Friday, August 22, 2008

Low-Tech Moments

Everyday something happens to make me appreciate painting even more. Early this morning, while sewing, my machine gave out a high pitched squeal. I got out my manual (only 20 pages long and in one language – English), and quickly found the page with instructions on cleaning and oiling the inner parts. The page had a full photograph of the inside of my machine. Removing only 2 screws, I opened the top, got out my needle nose oiling bottle, and dropped some oil into the holes indicated by arrows on the photo. Ten minutes later my machine was oiled and sounded just like new. “Wow,” I thought, “this was more fun than I’ve had in weeks.” Let’s compare this with yesterday’s saga - electric mayhem at home. In one day (I’m not kidding) our TV cable box blew, the house alarm’s 5 year battery went dead, and my computer refused to work properly. I needed to call the cable guy and the alarm company to send a repair person. Fortunately the computer got working after a small amount of my own prodding. This got me thinking about how appreciative I am that painting is low-tech. No repair man is necessary to help me with my painting. I feel a certain pang of pride when I whip out my drill to wire the backs of my paintings, or haul out the electric sander for smoothing surfaces. I do like machines. But now everything is so high-tech, manuals are incomprehensible volumes of worthless garble. Gone are those prideful “do-it-yourself” moments. My sewing machine and drill are both made of metal, are both over 22 years old, and still function wonderfully. Well, it’s a long shot that brushes and tubes of paint will ever get high-tech. I like my job. And just to celebrate my low-tech appreciation day, I ignored my car and walked to the neighborhood market for groceries.
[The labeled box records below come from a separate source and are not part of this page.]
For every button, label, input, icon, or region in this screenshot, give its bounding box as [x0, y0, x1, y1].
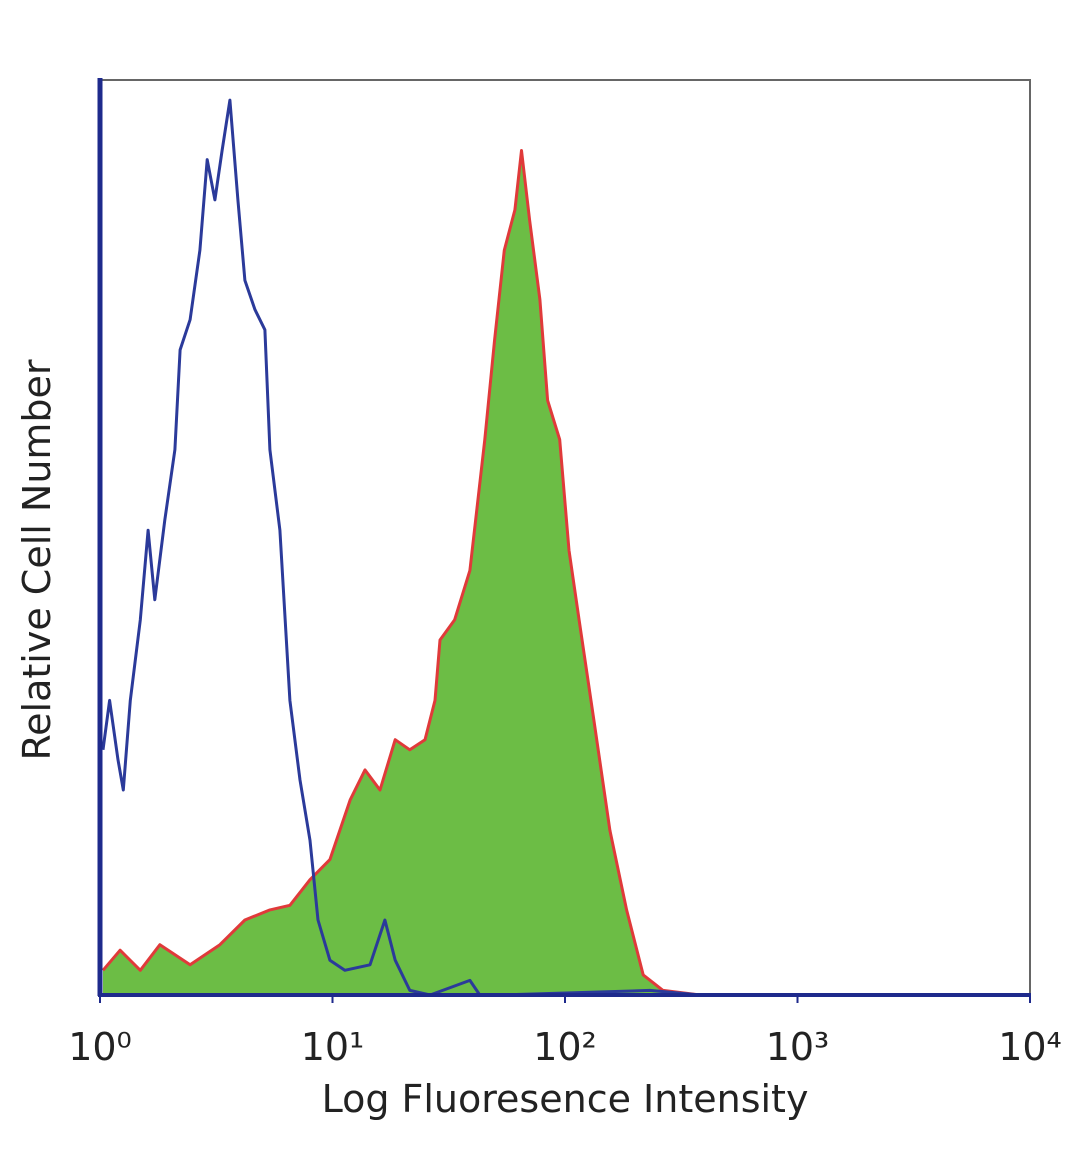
histogram-area: [103, 150, 701, 995]
marks: [101, 98, 1030, 997]
x-tick-label: 10²: [533, 1025, 597, 1069]
histogram-line: [101, 149, 701, 997]
x-tick-label: 10¹: [301, 1025, 365, 1069]
histogram-line: [101, 98, 1030, 997]
x-tick-label: 10⁴: [998, 1025, 1062, 1069]
x-axis-label: Log Fluoresence Intensity: [322, 1077, 809, 1121]
x-tick-label: 10³: [766, 1025, 830, 1069]
y-axis-label: Relative Cell Number: [15, 359, 59, 760]
x-tick-label: 10⁰: [68, 1025, 132, 1069]
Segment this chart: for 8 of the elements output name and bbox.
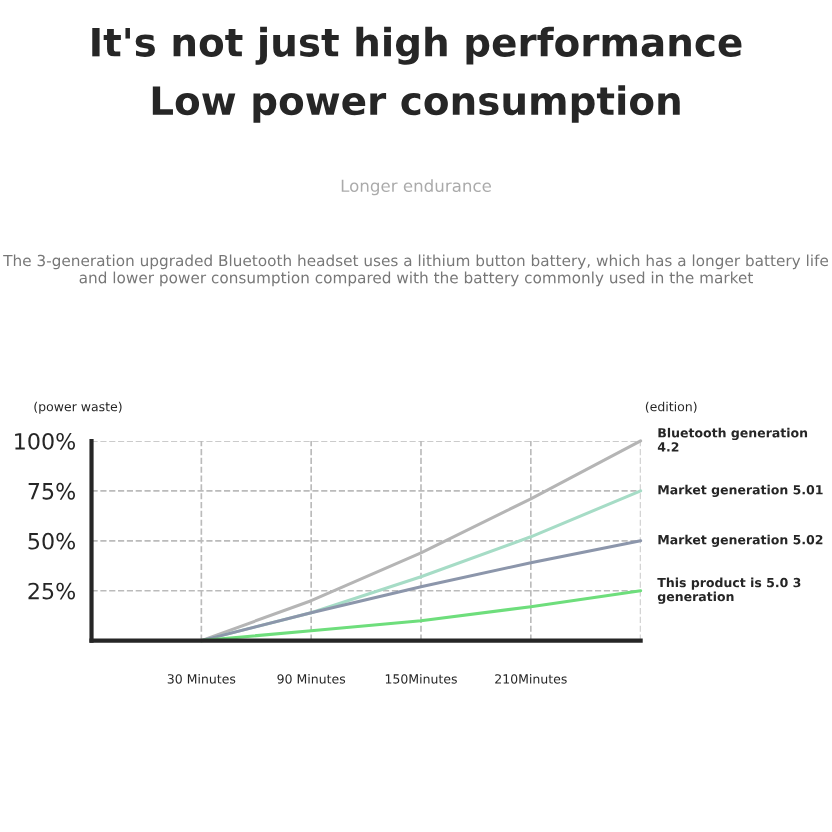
y-tick-label: 100% [15,432,76,450]
chart-subtitle: Low power consumption [152,85,680,123]
y-tick-label: 50% [28,532,76,550]
line-series [199,539,643,643]
text: Longer endurance [341,179,491,196]
y-tick-label: 75% [28,482,76,500]
y-tick-label: 25% [28,582,76,600]
chart-title: It's not just high performance [92,26,742,65]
Wednesday, August 20, 2008

Making an Acrylic Painting in Layers

Scroll down to the next posting and press the play button to see a video demonstration of me creating an acrylic painting in layers. Here is a unique way to paint a landscape using new acrylic techniques and unusual layering approaches. This video was taken from my presentation on Home & Garden’s Television Network (HGTV) show “That’s Clever” in October 2006.

Click here for step-by-step explanations not contained in the video.


Making an Acrylic Painting in Layers

Friday, August 15, 2008

Getting Feedback

It’s so great to get good feedback on your work! That’s why I like having a critique group. I asked a few artist friends to get together once a month to share current work – finished or not – and to get some comments. This group has been continuing to meet for the past 3 years, and we have all gained so much from the interaction. Most artists are comfortable seeing and commenting on work-in-process, while non-artists tend to have problems understanding the “in-process” part unless the work is finished. By meeting regularly everyone gets to see your work over a long period, and so the comments get even more worthwhile and valuable.

The advantage of having a critique group is that you no longer have to get those worthless comments on your work – like from relatives, non-artist friends, gallery owners, and spouses or significant others. These comments from those who do not understand visual language will not be helpful at all. The disadvantage is that too many comments may block your progress, so it’s important not to bring work that’s still in infancy, and to wait until it has coalesced into a substantial image.

In my group we have a system that works well for us. There are about 6 of us, and we meet for about 3 hours in the morning, once a month, at my studio. Each person takes a turn by putting one piece up by itself. If an artist has several pieces to show, each piece is still seen separately unless it’s part of a series. We set a timer for one minute for everyone to be silent and just look at the painting. We found that without this step some fast reaction folks yell out their comments before someone else who needs more time can formulate their own opinion. It also keeps the artist from feeling like they need to talk about, defend or otherwise comment on their work. In our group the artist doesn’t need to tell their story – the “critters” aren’t interested in it, at least at first – and don’t want to cloud their view. After all, if you want feedback on your painting wouldn’t you prefer hearing what someone thinks without your influence? After the one minute beeper goes off we just take turns, one person at a time, saying opinions. We avoid comments such as “I like it, I don’t like it, It needs some red over there”. Instead we concentrate on the overall impact, and any visual impediments to movement and focus. Each person has vastly different work than the next, and it doesn’t matter whether you prefer that type of work or not – it only matters whether you think that artist has succeeded in doing what they set out to do. The BEST part of this whole process is that we end up “mirroring” our own individual creative needs by commenting. For instance, when an individual from the group makes a comment on another artist’s work that’s on display, it almost always turns out to be a key issue in their own work.